L’INCIDENTE – L’Antartide è l’ambiente estremo per eccellenza, ovvio che non sia stato tutto facile e bello. I polmoni che bruciano dopo l’attività fisica per l’assenza di umidità, ustioni sulla pelle. Le temperature molto sotto lo zero anche in piena estate, il sole violento riverberato dalla banchisa che può rendere ciechi, le improvvise tempeste di neve e quelle marine, oltre ad alcuni incidenti da brivido. Tutto questo è l’altro bagaglio di esperienze maturato.

C’è stata una volta in cui hai avuto paura?

“Qualche idea di ambienti estremi l’avevo, ma non ero assolutamente preparato a quello che ho trovato. Per esempio mi è capitato di avere un incidente. Ero uscito con un pick up di servizio per spostarmi all’interno della base mentre era in atto una forte tempesta , con masse di neve che arrivavano dalle montagne spostate dal vento a 50 nodi. Avevo deciso di rientrare, ma ho lasciato la parte posteriore dell’auto esposta al vento e in un attimo una raffica ha sfondato il lunotto posteriore e me lo ha scaraventando addosso. La macchina si è velocemente riempita di neve. E’ stato piuttosto critico, ma per fortuna è andata bene”.

armando-con-pesceLA MISSIONERicordiamo il motivo della tua partecipazione alla Spedizione Italiana? 

“Il progetto di ricerca di cui faccio parte prevede lo studio dell’ecologica di particolari parassiti di pesci che sono bio-indicatori importanti per valutare lo stato di salute dei mari”.

REGOLA DI BASE: CONDIVIDERE – Hai detto è stata un’esperienza umana fortissima, quasi un ribaltamento dell’ordine di importanza delle cose.
“Sì, quello che mi ha più impressionato è stato come in un ambiente così estremo la dignità del singolo non dipenda più dall’immagine e dal ruolo, ma dalla capacità di rendersi utile agli altri. Nella spedizione ci sono dal carpentiere all’idraulico, all’ingegnere, fino ai ricercatori. Tra queste figure c’è una sinergia totale, totale è la condivisione di conoscenze. In quel contesto serve solo saper risolvere i problemi che si presentano e che non sono facili. Oggi questo mi manca e anche i ricordi, senza avere qualcuno con cui condividerli, rischiano di diventare meno forti”.
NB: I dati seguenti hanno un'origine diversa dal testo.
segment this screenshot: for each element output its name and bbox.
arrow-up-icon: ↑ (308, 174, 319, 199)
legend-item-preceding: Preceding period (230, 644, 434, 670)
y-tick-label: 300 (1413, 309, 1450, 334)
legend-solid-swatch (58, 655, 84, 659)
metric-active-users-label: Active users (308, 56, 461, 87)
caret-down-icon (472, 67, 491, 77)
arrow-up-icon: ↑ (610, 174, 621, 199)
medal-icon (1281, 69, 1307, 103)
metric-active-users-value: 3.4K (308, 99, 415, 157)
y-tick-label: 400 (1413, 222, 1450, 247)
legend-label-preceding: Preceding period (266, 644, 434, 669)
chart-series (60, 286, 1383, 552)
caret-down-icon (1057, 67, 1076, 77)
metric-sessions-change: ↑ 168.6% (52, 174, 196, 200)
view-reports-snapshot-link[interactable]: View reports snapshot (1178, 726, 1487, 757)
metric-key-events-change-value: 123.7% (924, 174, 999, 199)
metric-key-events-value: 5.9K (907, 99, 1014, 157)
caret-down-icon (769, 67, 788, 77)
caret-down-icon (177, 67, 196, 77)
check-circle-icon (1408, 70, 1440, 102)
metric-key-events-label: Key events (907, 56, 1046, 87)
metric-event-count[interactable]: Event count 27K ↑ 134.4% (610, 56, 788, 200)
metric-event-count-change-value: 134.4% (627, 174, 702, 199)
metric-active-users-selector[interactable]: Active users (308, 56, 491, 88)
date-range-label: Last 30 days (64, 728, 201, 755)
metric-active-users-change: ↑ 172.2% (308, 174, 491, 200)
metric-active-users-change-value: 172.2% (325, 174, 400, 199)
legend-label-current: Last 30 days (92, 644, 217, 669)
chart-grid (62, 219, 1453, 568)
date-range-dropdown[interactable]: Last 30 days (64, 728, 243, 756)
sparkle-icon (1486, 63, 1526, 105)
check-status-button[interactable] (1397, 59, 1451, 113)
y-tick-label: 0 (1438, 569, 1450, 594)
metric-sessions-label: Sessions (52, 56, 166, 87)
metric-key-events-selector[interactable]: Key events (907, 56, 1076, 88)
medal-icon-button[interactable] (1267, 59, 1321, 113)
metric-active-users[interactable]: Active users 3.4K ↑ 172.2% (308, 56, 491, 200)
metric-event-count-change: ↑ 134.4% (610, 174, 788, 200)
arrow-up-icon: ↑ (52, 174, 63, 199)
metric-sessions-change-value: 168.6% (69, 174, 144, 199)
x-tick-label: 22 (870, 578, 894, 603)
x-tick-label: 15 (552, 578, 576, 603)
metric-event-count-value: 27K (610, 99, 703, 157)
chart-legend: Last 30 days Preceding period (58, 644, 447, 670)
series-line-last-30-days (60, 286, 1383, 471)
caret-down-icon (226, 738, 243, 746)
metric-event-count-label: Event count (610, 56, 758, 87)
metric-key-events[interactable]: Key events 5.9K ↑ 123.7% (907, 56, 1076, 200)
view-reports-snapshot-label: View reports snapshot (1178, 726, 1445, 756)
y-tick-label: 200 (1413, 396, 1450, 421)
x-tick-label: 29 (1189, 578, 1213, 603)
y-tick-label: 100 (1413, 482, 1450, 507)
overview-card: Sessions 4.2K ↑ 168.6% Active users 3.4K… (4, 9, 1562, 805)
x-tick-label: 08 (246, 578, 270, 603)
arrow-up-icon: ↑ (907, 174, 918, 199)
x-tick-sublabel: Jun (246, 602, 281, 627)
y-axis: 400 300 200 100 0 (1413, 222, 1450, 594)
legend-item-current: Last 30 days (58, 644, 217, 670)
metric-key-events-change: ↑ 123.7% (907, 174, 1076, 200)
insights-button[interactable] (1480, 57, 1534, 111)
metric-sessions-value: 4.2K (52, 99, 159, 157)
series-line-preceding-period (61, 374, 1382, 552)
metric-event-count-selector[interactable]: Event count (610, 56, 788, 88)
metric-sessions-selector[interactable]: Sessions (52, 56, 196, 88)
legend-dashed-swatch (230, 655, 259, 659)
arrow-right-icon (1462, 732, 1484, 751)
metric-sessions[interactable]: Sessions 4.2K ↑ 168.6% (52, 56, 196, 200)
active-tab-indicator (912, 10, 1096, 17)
IN FUTURO – Davanti c’è un anno di lavoro durissimo. Il dottorato di ricerca da terminare, le migliaia di larve da estrarre e campionare in laboratorio per dare senso alla campagna di ricerca e un viaggetto al Polo Nord con un importante fotografo naturalista.

Poi? 

Poi, spero proprio di tornare in Antartide.
Sogno o progetto?

Sorride. Credo di avere qualche possibilità.